With the Edinburgh Festival Fringe cancelled for the first time in its 73-year history, Fringe Society chief executive Shona McCarthy said the social and cultural loss was “almost incalculable”.

“The Fringe is directly responsible for nearly 3,000 jobs and contributes around £173m a year to the Scottish economy,” McCarthy said.

“We estimate the direct financial hit to Fringe venues and companies to be at least £21m, with many of these individuals and organisations receiving little or no public subsidy.

“The Fringe has long been a global arts market for all of the UK, and a melting pot for great work to be made, showcased and picked up for touring all over the world, and that’s why (alongside our partners in the Creative Industries Federation) we are calling on UK Government to take immediate action to safeguard one of our most important industries.”

The Creative Industries Federation (CIF) has written to the UK Government calling for urgent funding for the creative sector. The letter was signed by more than 500 leading figures in the industry.

CIF chief executive Caroline Norbury said the report “makes clear is that, without additional government support, we are heading for a cultural catastrophe”.

“If nothing is done, thousands of world-leading creative businesses are set to close their doors, hundreds of thousands of jobs will be lost and billions will be lost to our economy.

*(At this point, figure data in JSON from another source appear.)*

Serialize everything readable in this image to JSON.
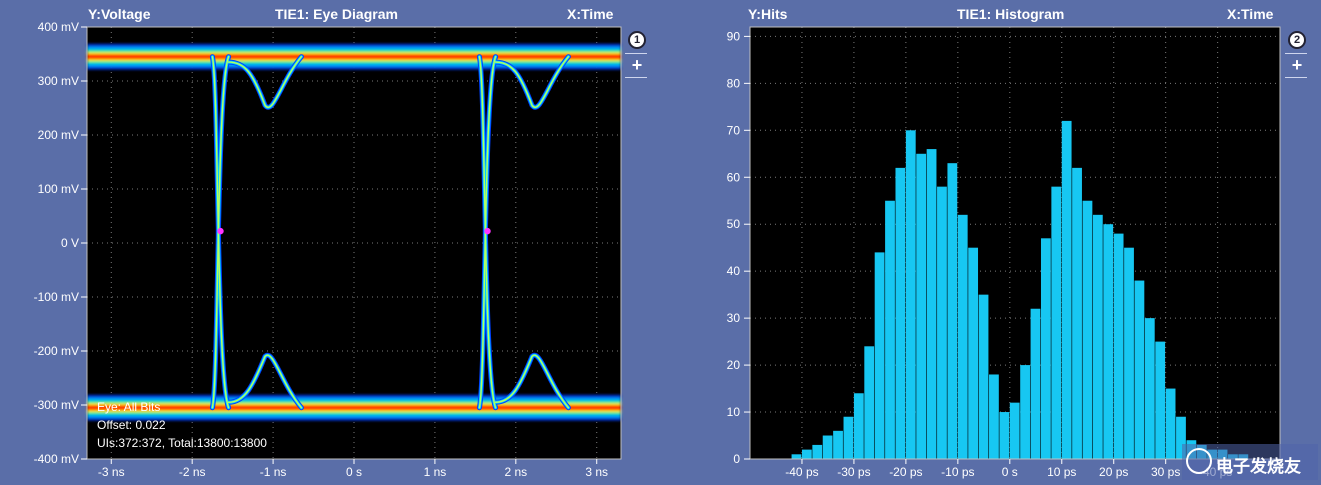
{
  "chart_data": [
    {
      "type": "heatmap",
      "title": "TIE1: Eye Diagram",
      "ylabel": "Y:Voltage",
      "xlabel": "X:Time",
      "ylim": [
        -400,
        400
      ],
      "xlim": [
        -3.3,
        3.3
      ],
      "y_ticks": [
        "400 mV",
        "300 mV",
        "200 mV",
        "100 mV",
        "0 V",
        "-100 mV",
        "-200 mV",
        "-300 mV",
        "-400 mV"
      ],
      "x_ticks": [
        "-3 ns",
        "-2 ns",
        "-1 ns",
        "0 s",
        "1 ns",
        "2 ns",
        "3 ns"
      ],
      "high_level_mV": 345,
      "low_level_mV": -305,
      "crossing_times_ns": [
        -1.65,
        1.65
      ],
      "crossing_level_mV": 22,
      "annotations": [
        "Eye: All Bits",
        "Offset: 0.022",
        "UIs:372:372, Total:13800:13800"
      ],
      "grid": true,
      "badge": "1"
    },
    {
      "type": "bar",
      "title": "TIE1: Histogram",
      "ylabel": "Y:Hits",
      "xlabel": "X:Time",
      "ylim": [
        0,
        92
      ],
      "xlim": [
        -50,
        52
      ],
      "y_ticks": [
        "90",
        "80",
        "70",
        "60",
        "50",
        "40",
        "30",
        "20",
        "10",
        "0"
      ],
      "x_ticks": [
        "-40 ps",
        "-30 ps",
        "-20 ps",
        "-10 ps",
        "0 s",
        "10 ps",
        "20 ps",
        "30 ps",
        "40 ps"
      ],
      "x": [
        -41,
        -39,
        -37,
        -35,
        -33,
        -31,
        -29,
        -27,
        -25,
        -23,
        -21,
        -19,
        -17,
        -15,
        -13,
        -11,
        -9,
        -7,
        -5,
        -3,
        -1,
        1,
        3,
        5,
        7,
        9,
        11,
        13,
        15,
        17,
        19,
        21,
        23,
        25,
        27,
        29,
        31,
        33,
        35,
        37,
        39,
        41,
        43,
        45
      ],
      "values": [
        1,
        2,
        3,
        5,
        6,
        9,
        14,
        24,
        44,
        55,
        62,
        70,
        65,
        66,
        58,
        63,
        52,
        45,
        35,
        18,
        10,
        12,
        20,
        32,
        47,
        58,
        72,
        62,
        55,
        52,
        50,
        48,
        45,
        38,
        30,
        25,
        15,
        9,
        4,
        3,
        2,
        2,
        1,
        1
      ],
      "grid": true,
      "badge": "2"
    }
  ]
}
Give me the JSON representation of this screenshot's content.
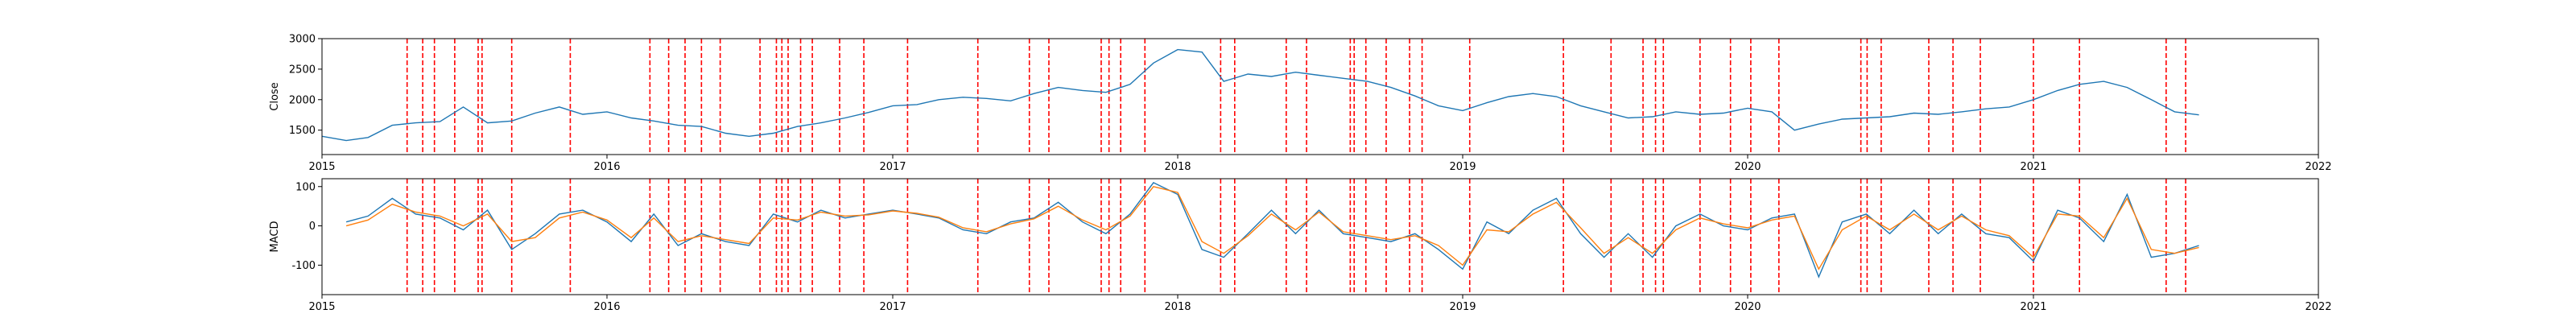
{
  "chart_data": [
    {
      "type": "line",
      "ylabel": "Close",
      "xlabel": "",
      "title": "",
      "xlim": [
        "2015-01-01",
        "2022-01-01"
      ],
      "ylim": [
        1100,
        3000
      ],
      "x_ticks": [
        "2015",
        "2016",
        "2017",
        "2018",
        "2019",
        "2020",
        "2021",
        "2022"
      ],
      "y_ticks": [
        1500,
        2000,
        2500,
        3000
      ],
      "grid": false,
      "series": [
        {
          "color": "#1f77b4",
          "x": [
            "2015-01-01",
            "2015-02-01",
            "2015-03-01",
            "2015-04-01",
            "2015-05-01",
            "2015-06-01",
            "2015-07-01",
            "2015-08-01",
            "2015-09-01",
            "2015-10-01",
            "2015-11-01",
            "2015-12-01",
            "2016-01-01",
            "2016-02-01",
            "2016-03-01",
            "2016-04-01",
            "2016-05-01",
            "2016-06-01",
            "2016-07-01",
            "2016-08-01",
            "2016-09-01",
            "2016-10-01",
            "2016-11-01",
            "2016-12-01",
            "2017-01-01",
            "2017-02-01",
            "2017-03-01",
            "2017-04-01",
            "2017-05-01",
            "2017-06-01",
            "2017-07-01",
            "2017-08-01",
            "2017-09-01",
            "2017-10-01",
            "2017-11-01",
            "2017-12-01",
            "2018-01-01",
            "2018-02-01",
            "2018-03-01",
            "2018-04-01",
            "2018-05-01",
            "2018-06-01",
            "2018-07-01",
            "2018-08-01",
            "2018-09-01",
            "2018-10-01",
            "2018-11-01",
            "2018-12-01",
            "2019-01-01",
            "2019-02-01",
            "2019-03-01",
            "2019-04-01",
            "2019-05-01",
            "2019-06-01",
            "2019-07-01",
            "2019-08-01",
            "2019-09-01",
            "2019-10-01",
            "2019-11-01",
            "2019-12-01",
            "2020-01-01",
            "2020-02-01",
            "2020-03-01",
            "2020-04-01",
            "2020-05-01",
            "2020-06-01",
            "2020-07-01",
            "2020-08-01",
            "2020-09-01",
            "2020-10-01",
            "2020-11-01",
            "2020-12-01",
            "2021-01-01",
            "2021-02-01",
            "2021-03-01",
            "2021-04-01",
            "2021-05-01",
            "2021-06-01",
            "2021-07-01",
            "2021-08-01"
          ],
          "values": [
            1400,
            1330,
            1380,
            1580,
            1620,
            1640,
            1880,
            1620,
            1650,
            1780,
            1880,
            1760,
            1800,
            1700,
            1650,
            1580,
            1560,
            1450,
            1400,
            1450,
            1560,
            1620,
            1700,
            1790,
            1900,
            1920,
            2000,
            2040,
            2020,
            1980,
            2100,
            2200,
            2150,
            2120,
            2250,
            2600,
            2820,
            2780,
            2300,
            2420,
            2380,
            2450,
            2400,
            2350,
            2300,
            2200,
            2060,
            1900,
            1820,
            1950,
            2050,
            2100,
            2050,
            1900,
            1800,
            1700,
            1720,
            1800,
            1760,
            1780,
            1860,
            1800,
            1500,
            1600,
            1680,
            1700,
            1720,
            1780,
            1760,
            1800,
            1850,
            1880,
            2000,
            2150,
            2250,
            2300,
            2200,
            2000,
            1800,
            1750
          ]
        }
      ]
    },
    {
      "type": "line",
      "ylabel": "MACD",
      "xlabel": "",
      "title": "",
      "xlim": [
        "2015-01-01",
        "2022-01-01"
      ],
      "ylim": [
        -175,
        120
      ],
      "x_ticks": [
        "2015",
        "2016",
        "2017",
        "2018",
        "2019",
        "2020",
        "2021",
        "2022"
      ],
      "y_ticks": [
        100,
        0,
        -100
      ],
      "grid": false,
      "series": [
        {
          "color": "#1f77b4",
          "x": [
            "2015-02-01",
            "2015-03-01",
            "2015-04-01",
            "2015-05-01",
            "2015-06-01",
            "2015-07-01",
            "2015-08-01",
            "2015-09-01",
            "2015-10-01",
            "2015-11-01",
            "2015-12-01",
            "2016-01-01",
            "2016-02-01",
            "2016-03-01",
            "2016-04-01",
            "2016-05-01",
            "2016-06-01",
            "2016-07-01",
            "2016-08-01",
            "2016-09-01",
            "2016-10-01",
            "2016-11-01",
            "2016-12-01",
            "2017-01-01",
            "2017-02-01",
            "2017-03-01",
            "2017-04-01",
            "2017-05-01",
            "2017-06-01",
            "2017-07-01",
            "2017-08-01",
            "2017-09-01",
            "2017-10-01",
            "2017-11-01",
            "2017-12-01",
            "2018-01-01",
            "2018-02-01",
            "2018-03-01",
            "2018-04-01",
            "2018-05-01",
            "2018-06-01",
            "2018-07-01",
            "2018-08-01",
            "2018-09-01",
            "2018-10-01",
            "2018-11-01",
            "2018-12-01",
            "2019-01-01",
            "2019-02-01",
            "2019-03-01",
            "2019-04-01",
            "2019-05-01",
            "2019-06-01",
            "2019-07-01",
            "2019-08-01",
            "2019-09-01",
            "2019-10-01",
            "2019-11-01",
            "2019-12-01",
            "2020-01-01",
            "2020-02-01",
            "2020-03-01",
            "2020-04-01",
            "2020-05-01",
            "2020-06-01",
            "2020-07-01",
            "2020-08-01",
            "2020-09-01",
            "2020-10-01",
            "2020-11-01",
            "2020-12-01",
            "2021-01-01",
            "2021-02-01",
            "2021-03-01",
            "2021-04-01",
            "2021-05-01",
            "2021-06-01",
            "2021-07-01",
            "2021-08-01"
          ],
          "values": [
            10,
            25,
            70,
            30,
            20,
            -10,
            40,
            -60,
            -20,
            30,
            40,
            10,
            -40,
            30,
            -50,
            -20,
            -40,
            -50,
            30,
            10,
            40,
            20,
            30,
            40,
            30,
            20,
            -10,
            -20,
            10,
            20,
            60,
            10,
            -20,
            30,
            110,
            80,
            -60,
            -80,
            -20,
            40,
            -20,
            40,
            -20,
            -30,
            -40,
            -20,
            -60,
            -110,
            10,
            -20,
            40,
            70,
            -20,
            -80,
            -20,
            -80,
            0,
            30,
            0,
            -10,
            20,
            30,
            -130,
            10,
            30,
            -20,
            40,
            -20,
            30,
            -20,
            -30,
            -90,
            40,
            20,
            -40,
            80,
            -80,
            -70,
            -50
          ]
        },
        {
          "color": "#ff7f0e",
          "x": [
            "2015-02-01",
            "2015-03-01",
            "2015-04-01",
            "2015-05-01",
            "2015-06-01",
            "2015-07-01",
            "2015-08-01",
            "2015-09-01",
            "2015-10-01",
            "2015-11-01",
            "2015-12-01",
            "2016-01-01",
            "2016-02-01",
            "2016-03-01",
            "2016-04-01",
            "2016-05-01",
            "2016-06-01",
            "2016-07-01",
            "2016-08-01",
            "2016-09-01",
            "2016-10-01",
            "2016-11-01",
            "2016-12-01",
            "2017-01-01",
            "2017-02-01",
            "2017-03-01",
            "2017-04-01",
            "2017-05-01",
            "2017-06-01",
            "2017-07-01",
            "2017-08-01",
            "2017-09-01",
            "2017-10-01",
            "2017-11-01",
            "2017-12-01",
            "2018-01-01",
            "2018-02-01",
            "2018-03-01",
            "2018-04-01",
            "2018-05-01",
            "2018-06-01",
            "2018-07-01",
            "2018-08-01",
            "2018-09-01",
            "2018-10-01",
            "2018-11-01",
            "2018-12-01",
            "2019-01-01",
            "2019-02-01",
            "2019-03-01",
            "2019-04-01",
            "2019-05-01",
            "2019-06-01",
            "2019-07-01",
            "2019-08-01",
            "2019-09-01",
            "2019-10-01",
            "2019-11-01",
            "2019-12-01",
            "2020-01-01",
            "2020-02-01",
            "2020-03-01",
            "2020-04-01",
            "2020-05-01",
            "2020-06-01",
            "2020-07-01",
            "2020-08-01",
            "2020-09-01",
            "2020-10-01",
            "2020-11-01",
            "2020-12-01",
            "2021-01-01",
            "2021-02-01",
            "2021-03-01",
            "2021-04-01",
            "2021-05-01",
            "2021-06-01",
            "2021-07-01",
            "2021-08-01"
          ],
          "values": [
            0,
            15,
            55,
            35,
            25,
            0,
            30,
            -40,
            -30,
            20,
            35,
            15,
            -30,
            20,
            -40,
            -25,
            -35,
            -45,
            20,
            15,
            35,
            25,
            28,
            38,
            32,
            22,
            -5,
            -15,
            5,
            18,
            50,
            15,
            -10,
            25,
            100,
            85,
            -40,
            -70,
            -25,
            30,
            -10,
            35,
            -15,
            -25,
            -35,
            -25,
            -50,
            -100,
            -10,
            -15,
            30,
            60,
            -5,
            -70,
            -30,
            -70,
            -10,
            20,
            5,
            -5,
            15,
            25,
            -110,
            -10,
            25,
            -10,
            30,
            -10,
            25,
            -10,
            -25,
            -80,
            30,
            25,
            -30,
            70,
            -60,
            -70,
            -55
          ]
        }
      ]
    }
  ],
  "event_dates": [
    "2015-04-20",
    "2015-05-10",
    "2015-05-25",
    "2015-06-20",
    "2015-07-20",
    "2015-07-25",
    "2015-09-01",
    "2015-11-15",
    "2016-02-25",
    "2016-03-20",
    "2016-04-10",
    "2016-05-01",
    "2016-05-25",
    "2016-07-15",
    "2016-08-05",
    "2016-08-12",
    "2016-08-20",
    "2016-09-05",
    "2016-09-20",
    "2016-10-25",
    "2016-11-25",
    "2017-01-20",
    "2017-04-20",
    "2017-06-25",
    "2017-07-20",
    "2017-09-25",
    "2017-10-05",
    "2017-10-20",
    "2017-11-20",
    "2018-02-25",
    "2018-03-15",
    "2018-05-20",
    "2018-06-15",
    "2018-08-10",
    "2018-08-15",
    "2018-08-30",
    "2018-09-25",
    "2018-10-25",
    "2018-11-10",
    "2019-01-10",
    "2019-05-10",
    "2019-07-10",
    "2019-08-20",
    "2019-09-05",
    "2019-09-15",
    "2019-11-01",
    "2019-12-10",
    "2020-01-05",
    "2020-02-10",
    "2020-05-25",
    "2020-06-02",
    "2020-06-20",
    "2020-08-20",
    "2020-09-20",
    "2020-10-25",
    "2021-01-01",
    "2021-03-01",
    "2021-06-20",
    "2021-07-15"
  ],
  "event_line_color": "#ff0000",
  "figure_background": "#ffffff"
}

The repercussions would have a devastating and irreversible effect on our country,” she said.

“We urgently need a cultural renewal fund for those in the creative sector who will be hit hardest, including those industries who will be latest to return to work, those businesses unable to operate fully whilst maintaining social distancing and those creative professionals who continue to fall through the gaps of government support measures.

“We must also avoid a cliff edge on vital measures such as the Job Retention Scheme and the Self-Employed Income Support Scheme, which have been a financial lifeline for many parts of the creative industries and cannot be cut off overnight. 

“It is time to both imagine and engineer our future. We will need our creative industries to do that. They are too important to ignore.”